Third, AI art is made by destruction. The process is a paradox because for art tools like DALL-E and Midjourney to turn a simple text prompt into a photorealistic image, they first had to learn how to reverse-engineer chaos. The technology behind this is a type of algorithms called diffusion models. Their method works in two steps. First, the Forward Process (the destruction step) is when the model is trained by taking a clean image and systematically adding layers of random (called Gaussian) noise. This is when step-by-step the original image is completely destroyed until only static remains. Then, the Reverse Process (the reconstruction step) is when AI learns to reverse the process. It does so by predicting and removing the noise at each step. To generate a new image, the AI starts with pure noise and applies the learned denoising, gradually sculpting a novel image that matches the user’s prompt. This method was a breakthrough because it allowed diffusion models to deliver more realistic results than the generative adversarial networks (GANs) that preceded them. The creative act is fundamentally rooted in a deep understanding of destruction. By learning how to reverse chaos, the AI gains the ability to generate order and beauty from nothing.

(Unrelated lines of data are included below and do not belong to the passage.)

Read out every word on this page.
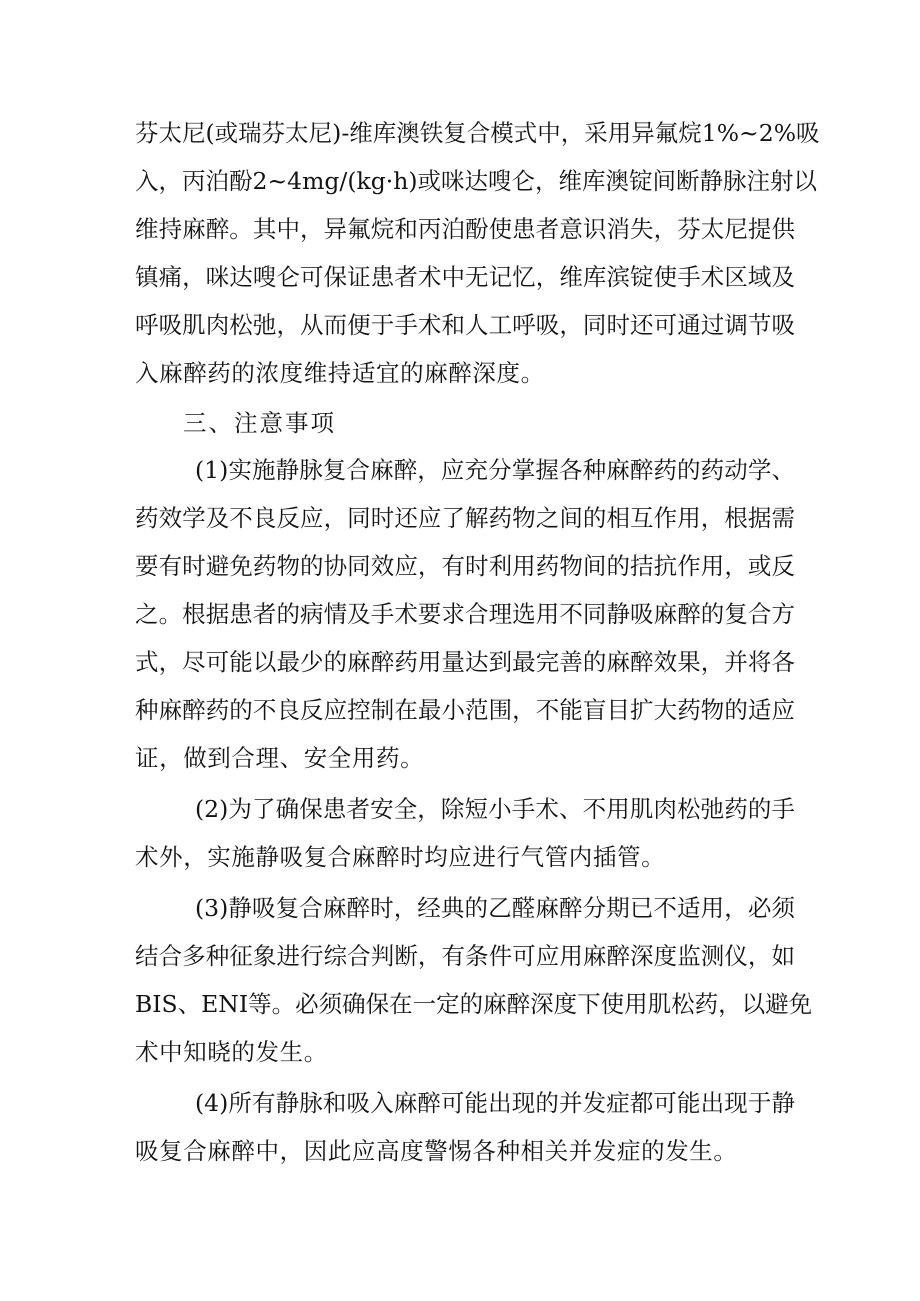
芬太尼(或瑞芬太尼)-维库澳铁复合模式中，采用异氟烷1%~2%吸
入，丙泊酚2~4mg/(kg·h)或咪达嗖仑，维库澳锭间断静脉注射以
维持麻醉。其中，异氟烷和丙泊酚使患者意识消失，芬太尼提供
镇痛，咪达嗖仑可保证患者术中无记忆，维库滨锭使手术区域及
呼吸肌肉松弛，从而便于手术和人工呼吸，同时还可通过调节吸
入麻醉药的浓度维持适宜的麻醉深度。
三、注意事项
(1)实施静脉复合麻醉，应充分掌握各种麻醉药的药动学、
药效学及不良反应，同时还应了解药物之间的相互作用，根据需
要有时避免药物的协同效应，有时利用药物间的拮抗作用，或反
之。根据患者的病情及手术要求合理选用不同静吸麻醉的复合方
式，尽可能以最少的麻醉药用量达到最完善的麻醉效果，并将各
种麻醉药的不良反应控制在最小范围，不能盲目扩大药物的适应
证，做到合理、安全用药。
(2)为了确保患者安全，除短小手术、不用肌肉松弛药的手
术外，实施静吸复合麻醉时均应进行气管内插管。
(3)静吸复合麻醉时，经典的乙醛麻醉分期已不适用，必须
结合多种征象进行综合判断，有条件可应用麻醉深度监测仪，如
BIS、ENI等。必须确保在一定的麻醉深度下使用肌松药，以避免
术中知晓的发生。
(4)所有静脉和吸入麻醉可能出现的并发症都可能出现于静
吸复合麻醉中，因此应高度警惕各种相关并发症的发生。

AI “hallucinations” are a feature, not a bug
When an AI confidently states false information (an hallucination), it is evidently tempting to call it a “bug.” In reality, it is a direct consequence of its very design, because an AI does not know the difference between fact and fiction. AI only knows what is plausible based on statistics. The reason hallucinations occur is because LLMs are autoregressive. This means that the approach involves generating text by sequentially predicting each subsequent token (tokens are used to break text segments into their own discrete elements). Their primary goal is to predict the next most plausible word in a sequence based on the massive dataset they were trained on. Crucially, this training objective makes no distinction between fact and fiction. It is crucial to understand that AI does not understand truth. It only understands patterns. This means that from the AI’s perspective, there is no difference between a hallucination and an accurate, factual statement. This further reminds us to treat AI not as an infallible oracle but as a powerful probabilistic tool that requires human verification and judgment.
Conclusion
Following this arc, we can have a clearer picture of AI. It is a technology whose power and peril are direct consequences of its design. Understanding how it works demystifies the hype and empowers us to use it more thoughtfully. As AI pioneer Fei-Fei Li notes, the human element is, and always has been, central to this technology. I often tell my students not to be misled by the name “artificial intelligence” because there is nothing artificial about it. AI is made by humans, intended to behave by humans, and ultimately, to impact humans’ lives and human society. Knowing that AI is prone to brilliant creativity, but fundamentally designed to hallucinate, we must perhaps change our definition of “collaboration” with it.